Fazıl Say sosyal medya hesabından yaptığı paylaşımda, "Babamı kaybettik.
Üzüntüm sonsuz.
Ahmet Say, Türkiye’nin en değerli aydınlarından biriydi, tüm müzik ve edebiyat çevresinin de başı sağolsun.
86 yıllık ömründe ne çok eser bıraktı.
Ve çok özel çok güzel bir baba oğul ilşkisidir, son anına kadar.
Son 3-4 yıldır sağlık sorunları çok fazlaydı.
Dostlarım, cenaze merasimi konusunda elimden geldiğince hızlı bilgilendireceğim.
Başımız sağ olsun…" ifadelerini kullandı.
Gazeteci Yazar Soner Yalçın, Fazıl Say'ın babası Ahmet Say'la ilgili 26 Ekim 2014'te Sözcü gazetesinde bir yazı kaleme almıştı.

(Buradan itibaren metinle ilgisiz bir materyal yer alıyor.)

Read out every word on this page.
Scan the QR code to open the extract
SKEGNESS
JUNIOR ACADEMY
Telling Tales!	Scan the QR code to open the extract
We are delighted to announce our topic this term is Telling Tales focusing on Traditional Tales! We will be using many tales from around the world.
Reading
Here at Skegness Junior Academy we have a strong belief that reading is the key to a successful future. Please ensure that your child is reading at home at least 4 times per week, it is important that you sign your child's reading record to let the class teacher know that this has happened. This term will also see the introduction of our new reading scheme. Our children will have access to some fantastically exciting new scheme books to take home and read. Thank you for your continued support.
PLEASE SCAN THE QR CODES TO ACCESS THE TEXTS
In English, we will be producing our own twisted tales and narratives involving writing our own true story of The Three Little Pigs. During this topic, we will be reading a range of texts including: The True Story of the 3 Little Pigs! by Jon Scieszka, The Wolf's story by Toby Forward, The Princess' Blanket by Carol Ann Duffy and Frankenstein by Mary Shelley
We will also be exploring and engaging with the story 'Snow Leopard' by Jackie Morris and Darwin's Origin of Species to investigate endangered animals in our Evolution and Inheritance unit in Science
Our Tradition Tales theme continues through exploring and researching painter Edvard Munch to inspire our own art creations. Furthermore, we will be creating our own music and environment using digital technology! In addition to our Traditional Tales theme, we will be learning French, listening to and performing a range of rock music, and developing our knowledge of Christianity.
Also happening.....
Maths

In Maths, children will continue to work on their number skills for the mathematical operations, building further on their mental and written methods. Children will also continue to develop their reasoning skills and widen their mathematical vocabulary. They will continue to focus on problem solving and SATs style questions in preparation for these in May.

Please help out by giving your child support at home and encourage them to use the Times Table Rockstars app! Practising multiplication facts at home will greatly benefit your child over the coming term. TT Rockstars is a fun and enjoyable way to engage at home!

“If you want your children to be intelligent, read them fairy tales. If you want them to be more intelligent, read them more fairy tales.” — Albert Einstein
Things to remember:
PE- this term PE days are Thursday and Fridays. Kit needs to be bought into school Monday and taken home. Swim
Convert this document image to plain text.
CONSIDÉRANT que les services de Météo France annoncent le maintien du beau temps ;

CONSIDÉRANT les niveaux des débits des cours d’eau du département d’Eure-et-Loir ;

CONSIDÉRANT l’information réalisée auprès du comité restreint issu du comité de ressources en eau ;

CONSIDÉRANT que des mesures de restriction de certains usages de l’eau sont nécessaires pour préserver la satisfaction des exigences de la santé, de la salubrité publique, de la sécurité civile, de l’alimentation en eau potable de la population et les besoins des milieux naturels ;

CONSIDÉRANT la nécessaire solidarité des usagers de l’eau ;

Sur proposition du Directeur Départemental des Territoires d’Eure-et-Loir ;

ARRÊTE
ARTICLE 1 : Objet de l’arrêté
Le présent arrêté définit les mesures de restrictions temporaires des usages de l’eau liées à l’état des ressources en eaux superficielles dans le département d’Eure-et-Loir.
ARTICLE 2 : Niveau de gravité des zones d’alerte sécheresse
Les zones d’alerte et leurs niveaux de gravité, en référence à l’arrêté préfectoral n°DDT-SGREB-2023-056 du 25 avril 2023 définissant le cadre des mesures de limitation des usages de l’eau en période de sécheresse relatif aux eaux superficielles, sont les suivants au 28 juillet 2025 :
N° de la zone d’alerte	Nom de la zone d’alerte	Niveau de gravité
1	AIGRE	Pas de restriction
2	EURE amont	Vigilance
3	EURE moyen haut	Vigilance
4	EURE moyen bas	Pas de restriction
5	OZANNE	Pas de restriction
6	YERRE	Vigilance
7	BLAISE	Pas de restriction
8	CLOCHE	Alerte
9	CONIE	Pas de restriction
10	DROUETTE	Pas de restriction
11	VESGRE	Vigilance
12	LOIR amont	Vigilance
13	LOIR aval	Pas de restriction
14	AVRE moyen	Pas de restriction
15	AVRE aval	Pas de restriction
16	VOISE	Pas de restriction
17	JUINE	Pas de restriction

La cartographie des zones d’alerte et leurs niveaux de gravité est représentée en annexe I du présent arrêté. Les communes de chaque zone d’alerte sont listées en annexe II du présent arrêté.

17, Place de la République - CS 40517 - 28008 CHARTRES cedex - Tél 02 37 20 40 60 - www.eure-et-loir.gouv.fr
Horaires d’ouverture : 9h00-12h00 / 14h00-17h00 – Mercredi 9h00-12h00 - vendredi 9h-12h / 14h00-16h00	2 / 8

Soner Yalçın'ın yazısının ilgili bölümleri şöyleydi:
"Baba Ahmet Say…
İstanbul Erkek Lisesi'nde öğrenim gördü. 1954'te Almanya'ya gazetecilik öğrenimi görmeye gitti ve beş buçuk yıl kaldı. Piyano çalmayı hiç bırakmadı.
Dört yılını Kurt Köhler isimli emekli bir müzikolog ve orketra şefinin pansiyonunda geçirdi.
Almanya'da sosyalist oldu.
Sosyal Demokrat Partisi'nin gençlik örgütü Sosyalist Öğrenci Birliği‘nin üyesi oldu.
Almanya'da felsefe ve tarihe nasıl bakması gerektiğini öğrendi.
Adorno gibi filozofların seminerlerini takip etti.
1958'de Franfurt'ta “Uluslararası Sosyalist Gençlik Kongresi” yapıldı ve kongreye delege olarak katıldı. Kongrede yetmiş yaşlarında bir Alman hanım yanına gelip, delegede adını gördüğünü ve üç gündür ulaşmaya çalıştığını söyledi. “Fazıl Say ile bir akrabalığınız var mıdır?” diye sordu.
Babası olduğunu öğrenince çok heyecanlanan yaşlı hanım “Babanız Fazıl Say bizim Spartakus Bund geleneğini benimsemişti! Değerli bir militandı…” dedi.
1960 yılında Türkiye'ye döndüğünde olayı annesi ile paylaşan Ahmet Say, annesinden öğrendi ki; Demokrat Parti iktidara gelince babasının Almanya'daki geçmişini kurcalamış ve babasını sorguya çekmişti…
BİNGÖL’DE ÖĞRETMEN
Ahmet Say Almanya'dan döndüğünde 25 yaşındaydı. Almanya'daki öğrenim programının Türkiye'deki eğitim programına benzememesi nedeniyle Milli Eğitim Bakanlığı “denklik” yönünden diplomasını onaylamadı.
27 Mayıs 1960 askeri müdahalesini gerçekleştiren Milli Birlik Komitesi‘nin olumlu kararlarından biri, lise mezunlarına askerliği köy öğretmeni olarak yaptırmaktı.
Ahmet Say Bingöl'e öğretmen olarak gitti.
Burada hiç görmediği/yaşamadığı ülke gerçeklerini gördü. Maaşını öğrencilerin ihtiyaçlarına harcamaktan çekinmedi. Köylülere okuma-yazma öğretti.
Gençlerle halk dansları aracılığıyla yakınlık kurdu…
İstanbul'a döndüğünde arkadaşlarına hep Bingöl'ü anlattı. Büyük yazar Orhan Kemal “yazsana bunları” dedi. “Bingöl Hikayeleri”ni yazdı.
Bingöl'den dostu olan Milli Eğitim Müdürü Hayrettin Uysal, Öğretmenler Federasyonu'nda yayın müdürü olmasını istedi. 1964'te Ankara'ya yerleşti. Türkiye Öğretmenler Dernekleri Milli Federasyonu'nda Öğretmenler Gazetesi‘ni çıkardı. Arkası geldi, hep yayın organları kurdu.
Ahmet Say'ın yazarlığı da hep sürecekti. Dört ciltlik Müzik Ansiklopedisi başta olmak üzere birçok müzik kitabı yazdı: Müzik Öğrenimi, Müzik Tarihi, Müziğin Kitabı, Müzik Sözlüğü gibi…
Ve gelelim yazının başlığına…
Ahmet Say… 12 Mart 1971 askeri darbesi döneminde yüzlerce aydınla Mamak Askeri Cezaevi‘ne atıldı.
60-70 kişinin olduğu “müebbetlikler” koğuşundaydı. Koridorun diğer tarafında Deniz Gezmiş'lerin kaldığı “idamlıklar” koğuşu vardı.